Sedangkan neonatus sesuai masa kehamilan menandakan berat lahir diantara persentil 3 dan 97
untuk jenis kelamin dan masa kehamilan.
Berdasarkan kurva lub-chenko bayi dengan usia kehamilan 33 minggu dan berat 1200 gram
merupakan keadaan dimana neonatus mengalami berat badan rendah dan kecil untuk usia
kehamilan 33 minggu. Pada umumnya bayi dengan berat badan lahir rendah merupakan bayi
yang terlahir secara prematur.
12
Kelahiran prematur merupakan keadaan dimana 1. Kehamilan lebih dari 20 minggu tapi kurang
dari 37 minggu. 2. Kontraksi uterus teratur dan nyeri yang terjadi paling sedikit dua kali setiap
sepuluh menit selama paling sedikit 30 menit. 3. Terjadi penipisan atau dilatasi serviks. 4.
Selaput ketuban utuh.
Gambar 1. Kurva Lub-Chenko.

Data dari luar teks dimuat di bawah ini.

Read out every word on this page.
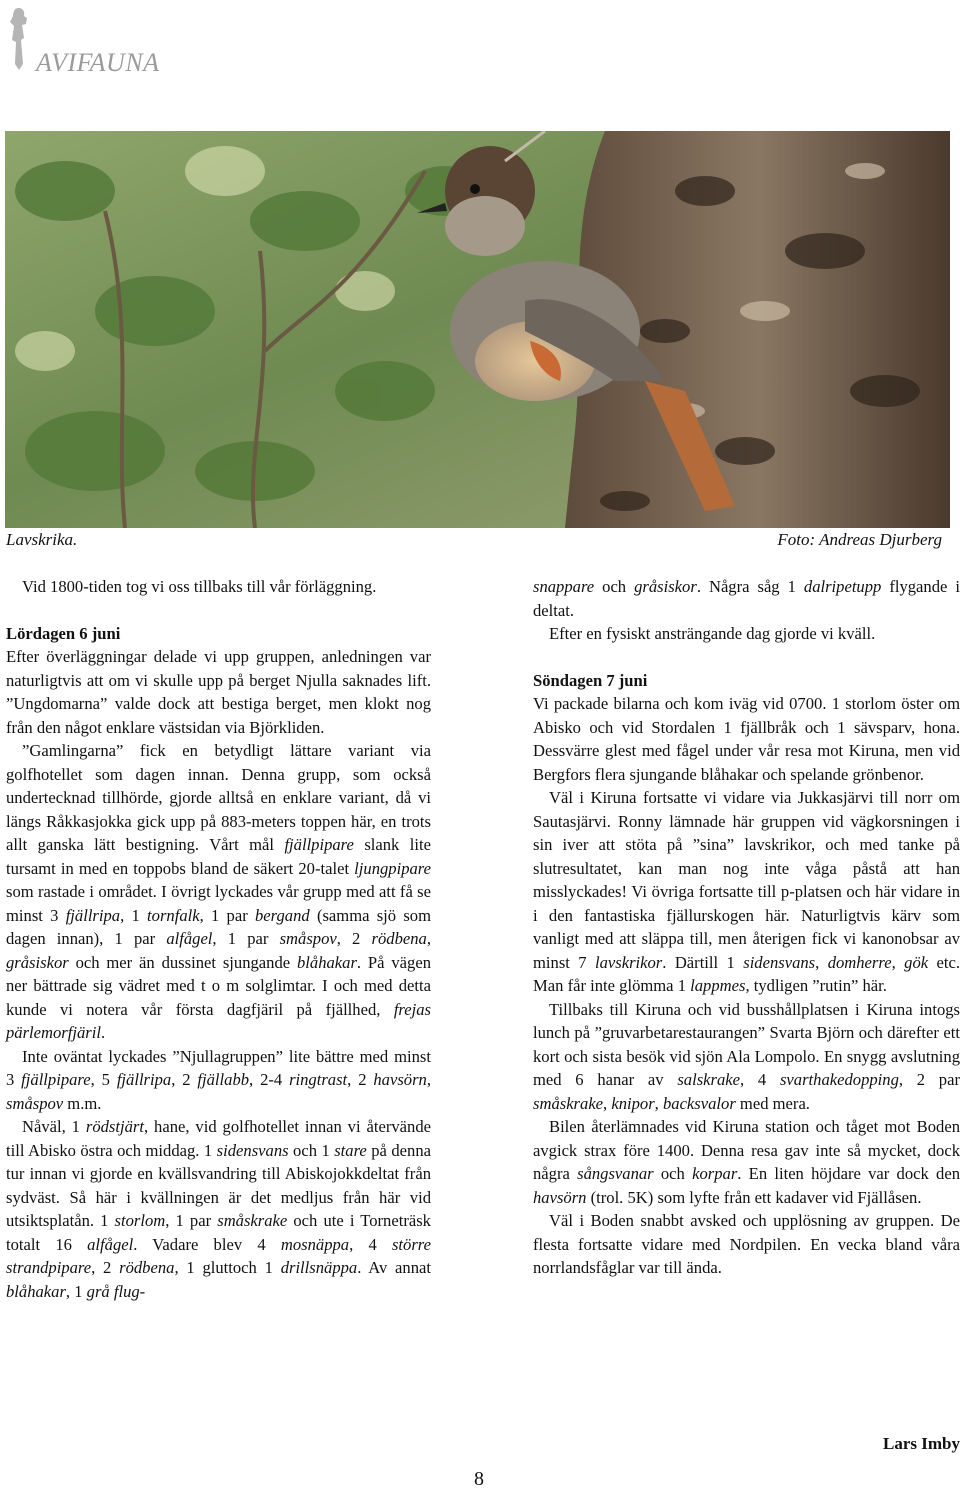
AVIFAUNA
Lavskrika.	Foto: Andreas Djurberg

Vid 1800-tiden tog vi oss tillbaks till vår förläggning.

Lördagen 6 juni

Efter överläggningar delade vi upp gruppen, anledningen var naturligtvis att om vi skulle upp på berget Njulla saknades lift. ”Ungdomarna” valde dock att bestiga berget, men klokt nog från den något enklare västsidan via Björkliden.

”Gamlingarna” fick en betydligt lättare variant via golfhotellet som dagen innan. Denna grupp, som också undertecknad tillhörde, gjorde alltså en enklare variant, då vi längs Råkkasjokka gick upp på 883-meters toppen här, en trots allt ganska lätt bestigning. Vårt mål fjällpipare slank lite tursamt in med en toppobs bland de säkert 20-talet ljungpipare som rastade i området. I övrigt lyckades vår grupp med att få se minst 3 fjällripa, 1 tornfalk, 1 par bergand (samma sjö som dagen innan), 1 par alfågel, 1 par småspov, 2 rödbena, gråsiskor och mer än dussinet sjungande blåhakar. På vägen ner bättrade sig vädret med t o m solglimtar. I och med detta kunde vi notera vår första dagfjäril på fjällhed, frejas pärlemorfjäril.

Inte oväntat lyckades ”Njullagruppen” lite bättre med minst 3 fjällpipare, 5 fjällripa, 2 fjällabb, 2-4 ringtrast, 2 havsörn, småspov m.m.

Nåväl, 1 rödstjärt, hane, vid golfhotellet innan vi återvände till Abisko östra och middag. 1 sidensvans och 1 stare på denna tur innan vi gjorde en kvällsvandring till Abiskojokkdeltat från sydväst. Så här i kvällningen är det medljus från här vid utsiktsplatån. 1 storlom, 1 par småskrake och ute i Torneträsk totalt 16 alfågel. Vadare blev 4 mosnäppa, 4 större strandpipare, 2 rödbena, 1 gluttoch 1 drillsnäppa. Av annat blåhakar, 1 grå flug-

snappare och gråsiskor. Några såg 1 dalripetupp flygande i deltat.

Efter en fysiskt ansträngande dag gjorde vi kväll.

Söndagen 7 juni

Vi packade bilarna och kom iväg vid 0700. 1 storlom öster om Abisko och vid Stordalen 1 fjällbråk och 1 sävsparv, hona. Dessvärre glest med fågel under vår resa mot Kiruna, men vid Bergfors flera sjungande blåhakar och spelande grönbenor.

Väl i Kiruna fortsatte vi vidare via Jukkasjärvi till norr om Sautasjärvi. Ronny lämnade här gruppen vid vägkorsningen i sin iver att stöta på ”sina” lavskrikor, och med tanke på slutresultatet, kan man nog inte våga påstå att han misslyckades! Vi övriga fortsatte till p-platsen och här vidare in i den fantastiska fjällurskogen här. Naturligtvis kärv som vanligt med att släppa till, men återigen fick vi kanonobsar av minst 7 lavskrikor. Därtill 1 sidensvans, domherre, gök etc. Man får inte glömma 1 lappmes, tydligen ”rutin” här.

Tillbaks till Kiruna och vid busshållplatsen i Kiruna intogs lunch på ”gruvarbetarestaurangen” Svarta Björn och därefter ett kort och sista besök vid sjön Ala Lompolo. En snygg avslutning med 6 hanar av salskrake, 4 svarthakedopping, 2 par småskrake, knipor, backsvalor med mera.

Bilen återlämnades vid Kiruna station och tåget mot Boden avgick strax före 1400. Denna resa gav inte så mycket, dock några sångsvanar och korpar. En liten höjdare var dock den havsörn (trol. 5K) som lyfte från ett kadaver vid Fjällåsen.

Väl i Boden snabbt avsked och upplösning av gruppen. De flesta fortsatte vidare med Nordpilen. En vecka bland våra norrlandsfåglar var till ända.

Lars Imby
8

Dikutip dari Widjanarko Bambang. Perumbuhan janin. 31
Agustus 2009. Dikutip dari http://reproduksiumj.blogspot.com/2009/08/pertumbuhan-janin.html,
3 Juni 2015.
Bayi dengan kekurangan berat badan mempunyai resiko hipoglikemi. Selain itu, bayi yang lahir
secara prematur memiliki resiko terkena penyakit, diantaranya: 1. Sindrom disstress pernafasan
yang disebabkan oleh defisiensi surfaktan. 2. Apnu berulang. 3. Pengaturan suhu yang kurang
baik. 4. Masalah pada fungsi ginjal, keseimbangan cairan, dan elektrolit. 5. Nutrisi. 6. Paten
duktus arteriosus. 7. Perdarahan intraventrikel dan kerusakan sistem saraf pusat. 8. Anemia. 9.
Enterokolitis nekrotikans. 10. Ikterus.
Respiratory distress syndrome
13
Respiratory distress syndrome atau sindrom distres pernafasan dikenal juga sebagai
penyakit membran hialin. Merupakan penyakit yang paling sering menyertai bayi prematur dan
bersifat sangat serius. Pada paru-paru terdapat surfaktan yang dapat menurunkan tegangan
permukaan antara gas inspirasi dan cairan yang melalui saluran nafas. Jika tidak terdapat
surfaktan maka paru-paru tidak dapat berkembang dan cenderung mengempis. Belum matangnya
struktur paru dan dinding dada akan memberikan masalah yang lebih serius kepada bayi. Hal ini
akan mengakibatkan terjadinya ateletaksis yang mengganggu pertukaran udara. Penderita RDS
sering kali akan meningkatkan usaha bernafas yang jika tidak dapat dipertahankan akan
menyebabkan retensi karbon dioksida dan menimbulkan serangan paru. RDS akan mengalami
resolusi setelah 3-7 hari seiring dengan terbentuknya surfaktan.
Neonatus yang mengalami sindrom distress pernafasan, gejala yang ditimbulkan akan bertambah
berat jika kebutuhan oksigen meningkat. Hipotermi merupakan salah satu faktor yang
menyebabkan terjadinya peningkatan kebutuhan terhadap oksigen, sehingga neonatus prematur
yang mengalami hipotermi akan memperberat sindrom distress pernafasan.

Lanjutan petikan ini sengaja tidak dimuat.